Perhaps it was also because I had gotten used to such a relationship between thinking and determination since I was young. That was why when I went to England to study, I was still used to such a state. Su Mei and An Qingze always thought that the way I acted at that time was a kind of pride and nobility that everyone's young misses were born with. Perhaps I was really like this as well. My achievements were outstanding and my appearance was outstanding, so I looked down on all the heroes, so I could naturally walk with my chin raised all day.
But in reality, they didn't know that I was in such a state back then. In fact, it was just because of cowardice. It was because of the unfamiliarity that formed when I was young. I was already used to it. Qin Mi was my only friend, so I could have no friends or not. I would feel at ease if I continued living alone. In the end, when Qin Mi and I were no longer good sisters, my entire life lost the words of friends.
And now, I was really glad to find such a harmonious relationship and feeling with Su Mei.
I sincerely sighed." Actually, I think it's really good to have a friend like you."
Su Mei stopped laughing. After a moment of silence, he said," Qin Ke, I suddenly feel a little regretful. Why did I resent you for so many years for An Qingze?" However, when I was in school, you said that I was so proud. Even if it wasn't for An Qingze, I do n' t think we would be friends. "So, it's quite interesting now."
After talking to Su Mei for a while, I put down my phone and started thinking Qin Mi. Speaking of which, Qin Mi had always been in the sanatorium, and I hadn't been to see her for years. If he wasn't used to Qin Mi being away, it might have been a great pain in the past. However, when he was used to being away from Qin Mi, time began to exert its power. As a result, I began to forget the past. Whether it was active or passive, it had been a long time since I had tried my best to recall the story of my youth.
When I arrived at the sanatorium, the head nurse who was in charge of the nursing home told me a lot of things. Most likely, Qin Mi's mental state had improved a lot over the years. Most of the time, she could remember who she was and then became much quieter. There were fewer times when she went crazy.
I didn't ask her to bring me in. Instead, I chose to go in myself. For some reason, even though I was nervous, I still wanted to go in. It was a vague and complicated feeling.

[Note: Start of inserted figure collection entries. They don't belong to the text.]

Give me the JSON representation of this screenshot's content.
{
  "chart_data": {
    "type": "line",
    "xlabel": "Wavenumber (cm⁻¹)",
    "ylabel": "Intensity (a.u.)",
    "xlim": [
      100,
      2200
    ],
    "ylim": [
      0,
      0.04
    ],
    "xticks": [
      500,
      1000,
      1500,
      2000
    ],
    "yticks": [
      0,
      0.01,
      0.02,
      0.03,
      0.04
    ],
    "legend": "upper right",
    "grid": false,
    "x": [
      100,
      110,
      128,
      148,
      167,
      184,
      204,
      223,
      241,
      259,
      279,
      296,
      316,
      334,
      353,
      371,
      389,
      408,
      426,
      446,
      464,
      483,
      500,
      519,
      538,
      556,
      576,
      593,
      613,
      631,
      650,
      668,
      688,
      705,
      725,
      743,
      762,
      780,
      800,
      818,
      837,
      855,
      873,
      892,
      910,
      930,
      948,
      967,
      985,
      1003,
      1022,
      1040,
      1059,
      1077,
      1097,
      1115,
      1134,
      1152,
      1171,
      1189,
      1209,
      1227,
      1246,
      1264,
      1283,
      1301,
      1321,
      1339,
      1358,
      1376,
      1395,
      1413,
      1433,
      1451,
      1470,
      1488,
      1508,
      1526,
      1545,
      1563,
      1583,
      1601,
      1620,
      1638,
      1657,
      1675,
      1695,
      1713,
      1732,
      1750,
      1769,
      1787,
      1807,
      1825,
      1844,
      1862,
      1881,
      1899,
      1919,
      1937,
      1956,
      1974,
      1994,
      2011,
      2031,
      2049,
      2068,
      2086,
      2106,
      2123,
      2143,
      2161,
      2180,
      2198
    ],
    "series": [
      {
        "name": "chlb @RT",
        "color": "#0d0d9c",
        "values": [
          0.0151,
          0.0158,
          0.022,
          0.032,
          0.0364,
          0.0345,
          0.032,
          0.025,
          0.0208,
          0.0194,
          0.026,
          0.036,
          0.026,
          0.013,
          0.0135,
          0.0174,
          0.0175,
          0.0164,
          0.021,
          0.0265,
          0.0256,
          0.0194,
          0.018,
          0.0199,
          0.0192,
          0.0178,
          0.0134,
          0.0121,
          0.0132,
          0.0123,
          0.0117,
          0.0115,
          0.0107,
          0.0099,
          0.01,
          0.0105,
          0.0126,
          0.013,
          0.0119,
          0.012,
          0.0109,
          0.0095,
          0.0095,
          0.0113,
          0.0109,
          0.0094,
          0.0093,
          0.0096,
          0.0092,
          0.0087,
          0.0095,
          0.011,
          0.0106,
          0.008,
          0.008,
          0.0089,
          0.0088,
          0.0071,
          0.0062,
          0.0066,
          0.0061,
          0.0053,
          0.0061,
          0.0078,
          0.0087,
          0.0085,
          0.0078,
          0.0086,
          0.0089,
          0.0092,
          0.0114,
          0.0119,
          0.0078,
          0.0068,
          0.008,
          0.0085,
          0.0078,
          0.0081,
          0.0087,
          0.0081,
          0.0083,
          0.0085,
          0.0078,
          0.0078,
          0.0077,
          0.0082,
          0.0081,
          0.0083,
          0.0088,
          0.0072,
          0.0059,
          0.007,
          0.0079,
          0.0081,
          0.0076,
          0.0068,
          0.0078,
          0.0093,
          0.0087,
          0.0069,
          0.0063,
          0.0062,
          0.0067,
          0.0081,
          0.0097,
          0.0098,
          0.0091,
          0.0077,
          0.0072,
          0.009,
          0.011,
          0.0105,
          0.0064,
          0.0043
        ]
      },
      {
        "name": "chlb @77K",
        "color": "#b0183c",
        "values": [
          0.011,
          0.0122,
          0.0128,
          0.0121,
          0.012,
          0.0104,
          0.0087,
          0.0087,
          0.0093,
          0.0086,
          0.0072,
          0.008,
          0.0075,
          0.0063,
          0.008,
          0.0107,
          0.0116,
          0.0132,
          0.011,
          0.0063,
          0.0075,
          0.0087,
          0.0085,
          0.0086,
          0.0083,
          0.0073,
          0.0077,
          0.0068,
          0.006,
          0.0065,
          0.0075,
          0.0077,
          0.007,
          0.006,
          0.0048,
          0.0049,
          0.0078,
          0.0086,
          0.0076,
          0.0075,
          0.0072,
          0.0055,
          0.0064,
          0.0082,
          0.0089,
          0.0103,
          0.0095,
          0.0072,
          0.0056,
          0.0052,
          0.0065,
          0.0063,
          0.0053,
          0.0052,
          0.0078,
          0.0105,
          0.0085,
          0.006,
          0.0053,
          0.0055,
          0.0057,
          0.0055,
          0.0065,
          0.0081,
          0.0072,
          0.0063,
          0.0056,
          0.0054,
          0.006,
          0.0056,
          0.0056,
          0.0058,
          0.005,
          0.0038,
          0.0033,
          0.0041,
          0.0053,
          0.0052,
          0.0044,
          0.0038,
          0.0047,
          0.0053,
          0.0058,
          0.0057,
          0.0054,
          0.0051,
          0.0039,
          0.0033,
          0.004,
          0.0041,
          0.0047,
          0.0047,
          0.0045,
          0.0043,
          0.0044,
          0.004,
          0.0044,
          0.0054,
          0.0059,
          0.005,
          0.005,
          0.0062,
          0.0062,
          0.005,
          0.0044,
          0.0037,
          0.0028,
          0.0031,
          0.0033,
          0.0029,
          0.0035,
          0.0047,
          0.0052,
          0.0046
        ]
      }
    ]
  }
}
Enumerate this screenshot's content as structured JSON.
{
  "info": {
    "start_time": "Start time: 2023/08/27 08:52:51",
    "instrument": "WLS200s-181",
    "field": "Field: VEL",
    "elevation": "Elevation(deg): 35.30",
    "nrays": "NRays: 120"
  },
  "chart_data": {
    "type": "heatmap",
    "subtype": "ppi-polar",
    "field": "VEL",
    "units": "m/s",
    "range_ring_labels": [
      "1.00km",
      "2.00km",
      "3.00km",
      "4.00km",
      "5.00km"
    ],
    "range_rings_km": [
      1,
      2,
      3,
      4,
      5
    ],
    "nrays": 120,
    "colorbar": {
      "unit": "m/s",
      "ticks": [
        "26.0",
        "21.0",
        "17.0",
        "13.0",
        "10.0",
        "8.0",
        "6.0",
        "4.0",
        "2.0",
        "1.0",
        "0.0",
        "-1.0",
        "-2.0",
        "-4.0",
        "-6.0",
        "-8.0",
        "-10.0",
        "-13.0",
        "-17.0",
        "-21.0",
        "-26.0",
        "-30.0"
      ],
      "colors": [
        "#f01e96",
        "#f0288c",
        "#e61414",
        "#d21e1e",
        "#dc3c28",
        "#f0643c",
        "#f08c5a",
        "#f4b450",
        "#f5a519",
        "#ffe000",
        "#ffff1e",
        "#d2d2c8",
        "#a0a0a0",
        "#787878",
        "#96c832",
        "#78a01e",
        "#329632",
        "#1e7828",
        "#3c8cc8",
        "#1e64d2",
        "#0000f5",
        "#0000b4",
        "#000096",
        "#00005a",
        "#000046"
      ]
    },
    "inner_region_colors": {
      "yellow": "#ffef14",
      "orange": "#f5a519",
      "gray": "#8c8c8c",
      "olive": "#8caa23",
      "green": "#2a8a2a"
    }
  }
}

I stood at the glass door and saw Qin Mi sitting at the table. It was obvious that she had already seen me. Although I had reserved a VIP room for her, because of the special nature of their patients' care and the fact that Qin Mi had the possibility of committing suicide, it was still necessary for the large glass to be transparent. But when I thought of my sister being watched over like an animal, I couldn't help but feel bitter and uncomfortable.
After Qin Mi saw me, my eyes did not leave. I opened the door and went in. The closer I got to her, the more I could clearly feel Qin Mi emotions.
I didn't know what was going to happen. I felt a little uneasy when I thought about the memory of her losing control and going crazy the last time I saw her. As a result, I subconsciously stopped and Qin Mi looked at me. Then, I spoke with a hint of sadness and excitement," Sister."
With that, my tears began to fall. I don't even know how long I have n' t heard her call me sister. In this world, there are many people who have called me Miss Ke and called me Sister Ke. Qin Ke Sister, ever since she had Lechuang, these things seem unavoidable. However, other than Qin Mi, my biological sister would never be called my sister like this again.
"Little Mi." After I said that, I didn't know what to say.